Adekemi speaks at 2018 ABPSI Conference in Oakland, CA
On June 27, 2018, Zawadi and Adekemi appeared in Oakland CA to speak at the Association of Black Psychologists Annual Conference (ABPSI) with Dr. Anthony J. Smith, Phd. Although Zawadi and Dr. Smith have spoken at the conference for the past two years, this was the 50th Anniversary for this organization, and the first time that Adekemi himself agreed to speak.
The topic of the conference was “Building for Eternity”.
Dr. Anthony Smith, Adekemi and Zawadi spoke about “African Centered Therapy in Practice: Integrating Practices of Spirit into Therapy". For the past 5 years Adekemi has partnered with Dr. Smith and other counselors to lend spiritual guidance to some of their patients.
Dr. Smith discussed the importance of this alignment for a total healing modality that draws on methods of traditional healing and spirituality.
Zawadi revealed aspects of her personal journey in which she chose to use spirituality to ground herself and propel herself into her life’s work as opposed to yielding to unpleasant experiences that could be perceived as a psychological disorder.
Adekemi reminded Psychologists of the existence of spiritual healing as well as their own needs to care spiritually for themselves. He commended them and reminded them that thy are the “Medicine People” of this society.
The presentation was well received and was met with a standing ovation.
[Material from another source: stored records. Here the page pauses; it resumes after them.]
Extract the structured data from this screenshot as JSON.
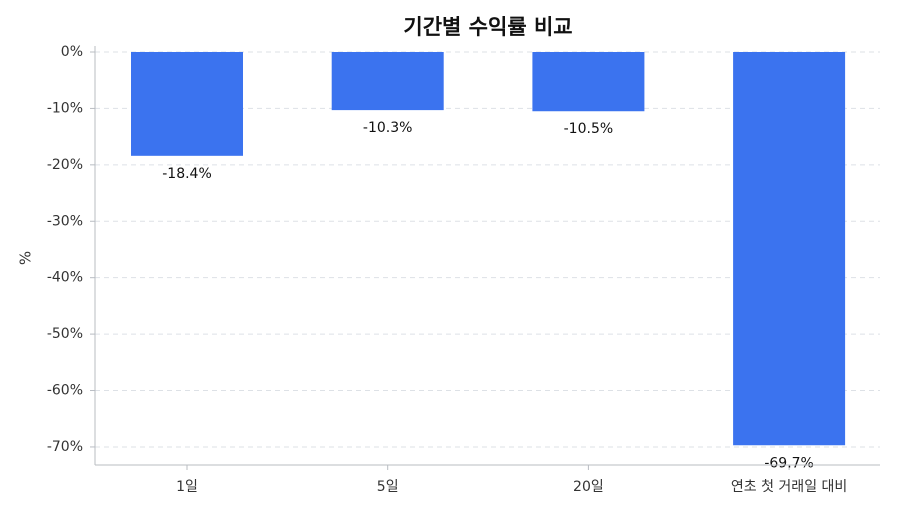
{
  "chart_data": {
    "type": "bar",
    "title": "기간별 수익률 비교",
    "categories": [
      "1일",
      "5일",
      "20일",
      "연초 첫 거래일 대비"
    ],
    "values": [
      -18.4,
      -10.3,
      -10.5,
      -69.7
    ],
    "value_labels": [
      "-18.4%",
      "-10.3%",
      "-10.5%",
      "-69.7%"
    ],
    "color": "#3b73ef",
    "ylabel": "%",
    "ylim": [
      -73.2,
      0
    ],
    "yticks": [
      {
        "value": 0,
        "label": "0%"
      },
      {
        "value": -10,
        "label": "-10%"
      },
      {
        "value": -20,
        "label": "-20%"
      },
      {
        "value": -30,
        "label": "-30%"
      },
      {
        "value": -40,
        "label": "-40%"
      },
      {
        "value": -50,
        "label": "-50%"
      },
      {
        "value": -60,
        "label": "-60%"
      },
      {
        "value": -70,
        "label": "-70%"
      }
    ],
    "grid": true
  }
}
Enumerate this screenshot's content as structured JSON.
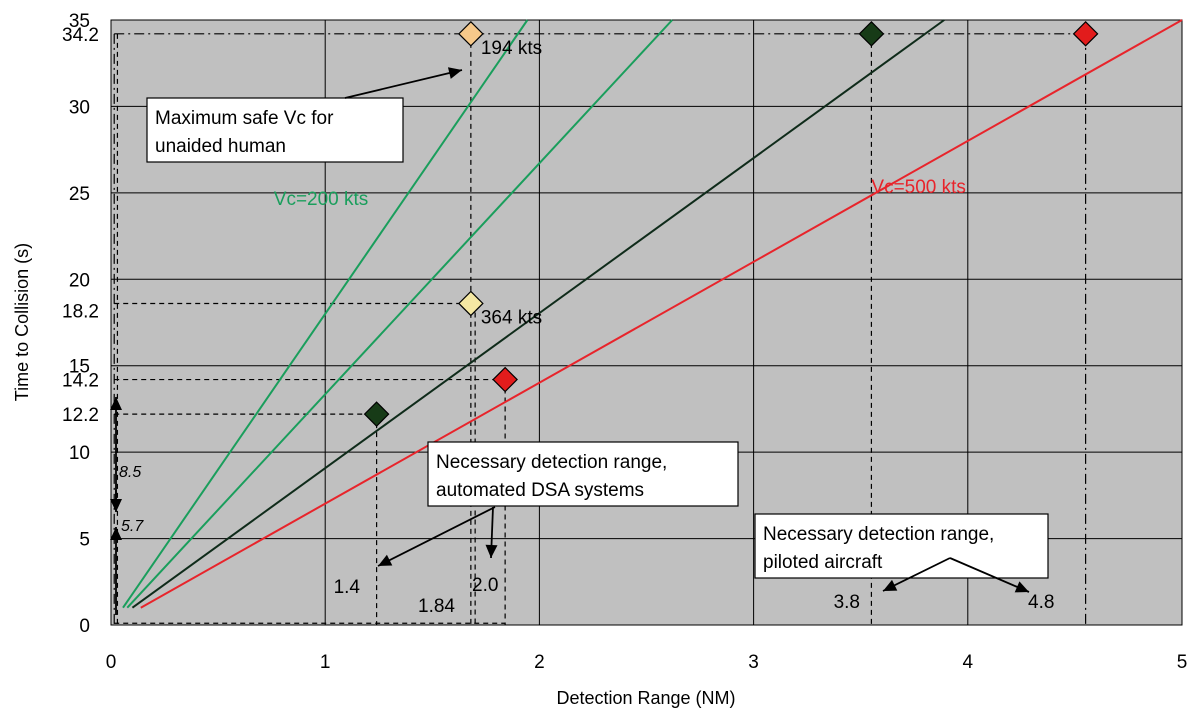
{
  "colors": {
    "plot_bg": "#c0c0c0",
    "grid": "#000000",
    "green": "#1a9e5c",
    "dark": "#0f2b1a",
    "red": "#e8242b",
    "marker_dark": "#173b17",
    "marker_red": "#e21c1c",
    "marker_orange": "#f7c98a",
    "marker_yellow": "#f5e8a3"
  },
  "chart_data": {
    "type": "line",
    "xlabel": "Detection Range (NM)",
    "ylabel": "Time to Collision (s)",
    "xlim": [
      0,
      5
    ],
    "ylim": [
      0,
      35
    ],
    "x_ticks": [
      0,
      1,
      2,
      3,
      4,
      5
    ],
    "y_ticks": [
      0,
      5,
      10,
      15,
      20,
      25,
      30,
      35
    ],
    "extra_y_ticks": [
      12.2,
      14.2,
      18.2,
      34.2
    ],
    "grid": true,
    "series": [
      {
        "name": "Vc=200 kts",
        "color_key": "green",
        "x_start": 0.056,
        "x_end": 1.944
      },
      {
        "color_key": "green",
        "x_start": 0.076,
        "x_end": 2.62
      },
      {
        "color_key": "dark",
        "x_start": 0.1,
        "x_end": 3.89
      },
      {
        "name": "Vc=500 kts",
        "color_key": "red",
        "x_start": 0.139,
        "x_end": 5.0
      }
    ],
    "points": [
      {
        "x": 1.68,
        "y": 34.2,
        "fill_key": "marker_orange",
        "label": "194 kts"
      },
      {
        "x": 3.55,
        "y": 34.2,
        "fill_key": "marker_dark"
      },
      {
        "x": 4.55,
        "y": 34.2,
        "fill_key": "marker_red"
      },
      {
        "x": 1.68,
        "y": 18.6,
        "fill_key": "marker_yellow",
        "label": "364 kts"
      },
      {
        "x": 1.84,
        "y": 14.2,
        "fill_key": "marker_red"
      },
      {
        "x": 1.24,
        "y": 12.2,
        "fill_key": "marker_dark"
      }
    ],
    "annotations": {
      "box1": [
        "Maximum safe Vc for",
        "unaided human"
      ],
      "box2": [
        "Necessary detection range,",
        "automated DSA systems"
      ],
      "box3": [
        "Necessary detection range,",
        "piloted aircraft"
      ],
      "dist_labels": [
        "1.4",
        "1.84",
        "2.0",
        "3.8",
        "4.8"
      ],
      "time_labels": [
        "8.5",
        "5.7"
      ]
    }
  }
}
Zawadi and Adekemi were greeted by many conference participants and were able to give individual readings to many of the doctors. A notable elder and psychologist, commended Zawadi and Anthony, asking to speak with “Anthony’s Medium” and saying “We need to talk more about this. This is important”.
Zawadi and Adekemi are delighted at the reception they receive from ABPSI, and look forward to attending the conference with Dr. Smith next year in Florida.
Zawadi will be featured on a Podcast by Dr. Adwoa Akhu, Phd, to discuss her personal journey and the readings that she and Adekemi provide.
Anthony J. Smith, Phd is a Licensed Clinical Psychologist. His practice, The Alase Center For Enrichment, can be found at http://www.Alase.net
The Association of Black Psychologists was founded in San Francisco in 1968 by a number of Black Psychologists from across the country. They united to actively address the serious problems facing Black Psychologists and the larger Black community. Guided by the principle of self determination, these psychologists set about building an institution through which they could address the long neglected needs of Black professionals. Their goal was to have a positive impact upon the mental health of the national Black community by means of planning, programs, services, training, and advocacy. Their objectives were:
To organize their skills and abilities to influence necessary change, and
To address themselves to significant social problems affecting the Black community and other segments of the population whose needs society has not fulfilled.